Levels...Ante...Small Blind...Large Blind
1 - 10 15
2 - 15 25
3 - 25 50
4 - 50 75
5 - 50 100
6 - 75 150
7 - 100 200
8 - 150 300
9 - 25 150 300
10 - 50 200 400
11 - 100 200 400
12 - 100 400 800
13 - 200 500 1,000
14 - 300 500 1,500
15 - 400 1,000 2,000

Lottery Larry
02-29-2004, 10:35 AM
here's my payout strucure for $20 buyin, 9 players

$110.00
$50.00
$20.00 -or drop top prize by $5 and give the 3rd place a profit

If you pay just 2 places, you'll just have people trying to negotiate a "get my money back?" for 3rd anyway. There isn't much of an incentive for anyone to negotiate a 4th place spot- how much could it be?

As to blinds, something I read that worked well the first time for me. Set your initial stacks to be 50-100x the first big blind.
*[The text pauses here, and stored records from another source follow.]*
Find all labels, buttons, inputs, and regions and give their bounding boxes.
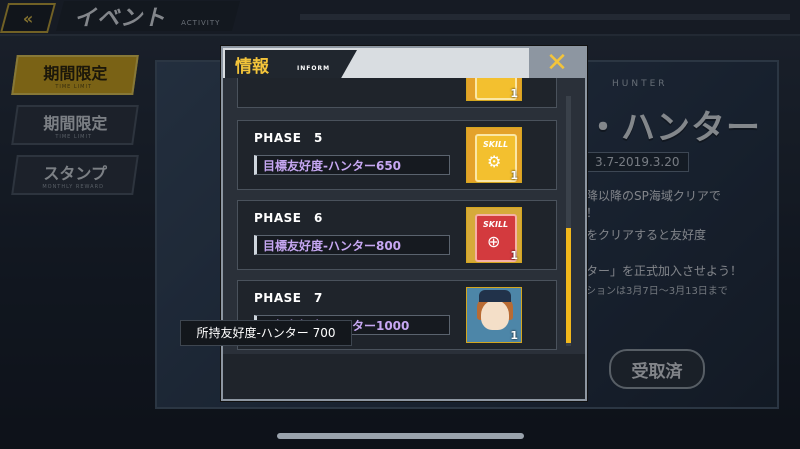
info-dialog: 情報 INFORM ✕ 1 PHASE 5 目標友好度-ハンター650 SKIL… — [221, 46, 587, 401]
skill-book-red-icon[interactable]: SKILL ⊕ 1 — [466, 207, 522, 263]
phase-label: PHASE 5 — [254, 131, 323, 145]
phase-goal: 目標友好度-ハンター800 — [254, 235, 450, 255]
reward-count: 1 — [510, 249, 518, 262]
dialog-title: 情報 — [235, 57, 269, 77]
skill-book-gold-icon[interactable]: SKILL ⚙ 1 — [466, 127, 522, 183]
scrollbar-thumb[interactable] — [566, 228, 571, 343]
dialog-header: 情報 INFORM ✕ — [223, 48, 585, 78]
phase-row: PHASE 5 目標友好度-ハンター650 SKILL ⚙ 1 — [237, 120, 557, 190]
phase-goal: 目標友好度-ハンター650 — [254, 155, 450, 175]
dialog-subtitle: INFORM — [297, 65, 331, 72]
phase-list[interactable]: 1 PHASE 5 目標友好度-ハンター650 SKILL ⚙ 1 PHASE 6… — [223, 78, 585, 353]
phase-row: PHASE 6 目標友好度-ハンター800 SKILL ⊕ 1 — [237, 200, 557, 270]
reward-count: 1 — [510, 169, 518, 182]
close-x-icon: ✕ — [546, 48, 568, 78]
reward-count: 1 — [510, 329, 518, 342]
dialog-footer — [223, 354, 585, 399]
phase-label: PHASE 7 — [254, 291, 323, 305]
character-hunter-portrait-icon[interactable]: 1 — [466, 287, 522, 343]
phase-row-partial: 1 — [237, 78, 557, 108]
favor-value: 所持友好度-ハンター 700 — [180, 320, 352, 346]
skill-book-gold-icon: 1 — [466, 78, 522, 101]
home-indicator[interactable] — [277, 433, 524, 439]
close-button[interactable]: ✕ — [529, 48, 585, 78]
phase-label: PHASE 6 — [254, 211, 323, 225]
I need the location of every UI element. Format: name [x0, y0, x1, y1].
At the time that you want the tournament to end approximately, set the big blind for that round equal to the original stack size.
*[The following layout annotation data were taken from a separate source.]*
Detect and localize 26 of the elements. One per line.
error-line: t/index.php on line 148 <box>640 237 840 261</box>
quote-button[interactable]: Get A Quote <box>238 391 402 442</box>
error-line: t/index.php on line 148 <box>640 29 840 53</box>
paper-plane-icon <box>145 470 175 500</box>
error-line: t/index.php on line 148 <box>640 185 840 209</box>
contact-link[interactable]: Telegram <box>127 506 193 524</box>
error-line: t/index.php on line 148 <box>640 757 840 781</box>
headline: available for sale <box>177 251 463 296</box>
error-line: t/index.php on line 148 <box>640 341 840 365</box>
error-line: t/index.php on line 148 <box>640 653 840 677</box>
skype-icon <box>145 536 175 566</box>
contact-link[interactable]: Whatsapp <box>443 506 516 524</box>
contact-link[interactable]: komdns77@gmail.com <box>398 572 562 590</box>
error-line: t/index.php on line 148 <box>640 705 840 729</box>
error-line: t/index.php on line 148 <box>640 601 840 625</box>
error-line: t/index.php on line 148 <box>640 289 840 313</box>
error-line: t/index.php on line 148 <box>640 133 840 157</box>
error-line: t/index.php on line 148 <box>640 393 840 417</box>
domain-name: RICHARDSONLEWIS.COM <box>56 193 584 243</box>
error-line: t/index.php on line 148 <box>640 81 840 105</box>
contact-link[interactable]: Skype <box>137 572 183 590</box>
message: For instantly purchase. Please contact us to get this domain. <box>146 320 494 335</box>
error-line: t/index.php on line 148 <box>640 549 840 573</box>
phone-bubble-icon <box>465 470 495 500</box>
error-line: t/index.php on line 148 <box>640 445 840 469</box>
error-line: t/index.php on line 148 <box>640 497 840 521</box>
Then work your way down from there.

ArchAngel71857
02-29-2004, 11:37 PM
go here (http://www.homepokertourney.com) for all you need


-AA

yocalif
03-03-2004, 10:34 PM
Why run a tourney. What are the players that get knocked out going to do. You did all that work to get them there, why not make the game interesting for all. Run a game where the majority get to play at least 4 or more hours.

Use the following setup.
Buy-in $20
Give them 1000 in game chips
Blinds $5-$10

You can run it several ways:
1. Play continues just as a cash NL game. If a player goes broke he can rebuy for 1/2 or for 1 full buy-in. When someone wants to cash out, simply (multiply their chips value x .02cents. ie. $1400 in game chips = 1400x.02 = $28).
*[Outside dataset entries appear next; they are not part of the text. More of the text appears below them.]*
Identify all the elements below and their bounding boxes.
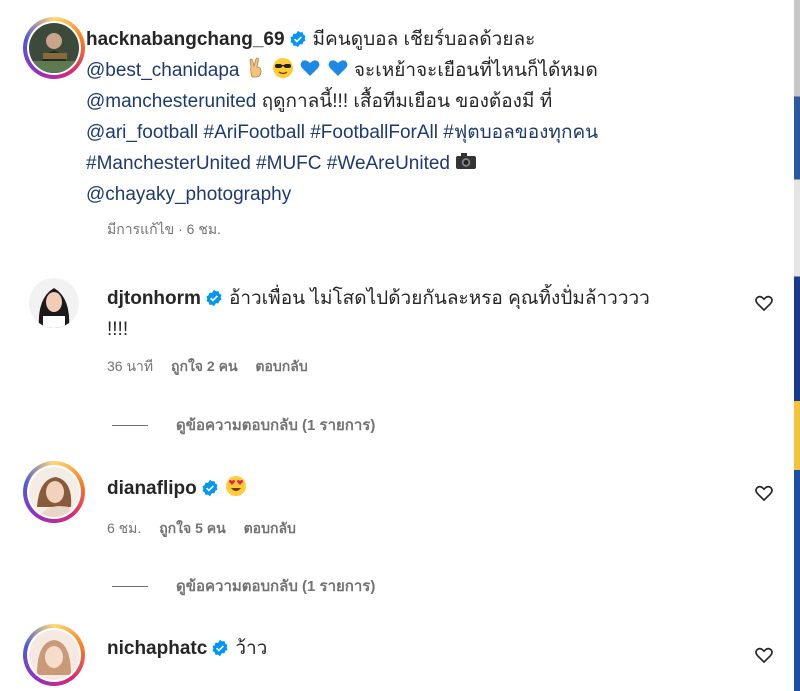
- comment-meta: 36 นาที ถูกใจ 2 คน ตอบกลับ: [107, 356, 322, 378]
- replies-divider: [112, 585, 148, 587]
- hashtag-link[interactable]: #MUFC: [256, 153, 321, 174]
- reply-button[interactable]: ตอบกลับ: [255, 358, 307, 374]
- comment-text: !!!!: [107, 319, 129, 340]
- victory-hand-icon: [249, 57, 262, 78]
- comment-username[interactable]: djtonhorm: [107, 288, 201, 309]
- hashtag-link[interactable]: #ManchesterUnited: [86, 153, 251, 174]
- verified-badge-icon: [212, 639, 228, 657]
- commenter-avatar[interactable]: [23, 272, 85, 334]
- avatar-image: [29, 278, 79, 328]
- like-heart-icon[interactable]: [754, 483, 774, 503]
- comment-meta: 6 ชม. ถูกใจ 5 คน ตอบกลับ: [107, 518, 310, 540]
- like-heart-icon[interactable]: [754, 645, 774, 665]
- caption-segment-2: จะเหย้าจะเยือนที่ไหนก็ได้หมด: [353, 60, 598, 81]
- reply-button[interactable]: ตอบกลับ: [244, 520, 296, 536]
- commenter-avatar[interactable]: [23, 624, 85, 686]
- caption-emojis: [245, 57, 354, 81]
- avatar-image: [29, 630, 79, 680]
- mention-link[interactable]: @best_chanidapa: [86, 60, 239, 81]
- post-author-avatar[interactable]: [23, 17, 85, 79]
- mention-link[interactable]: @chayaky_photography: [86, 184, 291, 205]
- camera-icon: [456, 153, 477, 169]
- sunglasses-face-icon: [273, 58, 294, 78]
- comment-text-block: dianaflipo: [107, 473, 247, 504]
- post-username[interactable]: hacknabangchang_69: [86, 29, 285, 50]
- view-replies-label: ดูข้อความตอบกลับ (1 รายการ): [176, 578, 376, 595]
- comment-time: 36 นาที: [107, 358, 154, 374]
- hashtag-link[interactable]: #AriFootball: [204, 122, 305, 143]
- comment-text-block: nichaphatc ว้าว: [107, 633, 267, 664]
- comment-text-block: djtonhorm อ้าวเพื่อน ไม่โสดไปด้วยกันละหรอ…: [107, 283, 667, 345]
- comment-time: 6 ชม.: [107, 520, 142, 536]
- caption-segment-1: มีคนดูบอล เชียร์บอลด้วยละ: [312, 29, 536, 50]
- hashtag-link[interactable]: #FootballForAll: [310, 122, 438, 143]
- blue-heart-icon: [300, 60, 320, 76]
- caption-segment-3: ฤดูกาลนี้!!! เสื้อทีมเยือน ของต้องมี ที่: [261, 91, 553, 112]
- right-edge-background: [794, 0, 800, 691]
- view-replies-button[interactable]: ดูข้อความตอบกลับ (1 รายการ): [112, 413, 375, 437]
- avatar-image: [29, 23, 79, 73]
- verified-badge-icon: [202, 479, 218, 497]
- blue-heart-icon: [328, 60, 347, 76]
- verified-badge-icon: [290, 30, 306, 48]
- view-replies-label: ดูข้อความตอบกลับ (1 รายการ): [176, 417, 376, 434]
- replies-divider: [112, 424, 148, 426]
- avatar-image: [29, 467, 79, 517]
- verified-badge-icon: [206, 289, 222, 307]
- comment-likes[interactable]: ถูกใจ 5 คน: [159, 520, 226, 536]
- comment-likes[interactable]: ถูกใจ 2 คน: [171, 358, 238, 374]
- mention-link[interactable]: @ari_football: [86, 122, 198, 143]
- hashtag-link[interactable]: #ฟุตบอลของทุกคน: [443, 122, 598, 143]
- commenter-avatar[interactable]: [23, 461, 85, 523]
- comment-username[interactable]: dianaflipo: [107, 478, 197, 499]
- hashtag-link[interactable]: #WeAreUnited: [327, 153, 450, 174]
- post-caption-text: hacknabangchang_69 มีคนดูบอล เชียร์บอลด้ว…: [86, 24, 656, 210]
- comment-text: ว้าว: [235, 638, 268, 659]
- view-replies-button[interactable]: ดูข้อความตอบกลับ (1 รายการ): [112, 574, 375, 598]
- like-heart-icon[interactable]: [754, 293, 774, 313]
- mention-link[interactable]: @manchesterunited: [86, 91, 256, 112]
- comment-text: อ้าวเพื่อน ไม่โสดไปด้วยกันละหรอ คุณทิ้งป…: [228, 288, 650, 309]
- comment-username[interactable]: nichaphatc: [107, 638, 207, 659]
- heart-eyes-emoji-icon: [225, 476, 246, 496]
- post-meta: มีการแก้ไข · 6 ชม.: [107, 221, 221, 237]
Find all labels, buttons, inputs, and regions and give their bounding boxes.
2. If you want to only have 2 or 3 winners, then you do the following, schedule a blind increase every hour, doubling the blinds, you announce that the game will continue till 3 people have all the money. They can still rebuy, up until the last 2 hours. (You would hope that by 4th hour that half of your players are done for the evening, if not increase the blind 3 x the previous blind, or as close as possible with normal increments, (5/10, 10/20, 25/50, 50/100, this might work for 1st 4 hours). Play with the amount you increase too till it fits your time structure. With this format the only players than can cash out will be the final 3. We have played this with no blind increases the 1st 4 hours and the last 2 hours a increase every 30 min. Going in big jumps from 5/10, 50/100, 100/200, 200/400, etc. Cashout or payout, use either the .02 method or 1st, 2nd, 3rd, according to chips.


We use the 1st method with 10 players and no blind increases. In 6 hours the money will move to either the good players or the lucky players.

If anyone has any doubts about this working, I have over 42 players that have played with this system using larger buy-ins and they keep coming back.

The main advantage of this, system is after a few minutes players forget the actual value of a chips, use denominations of $5, $25, $100.... So even when they bet a $100 chip it's only $2 in real cash, but they feel like they are really betting 100 in real money.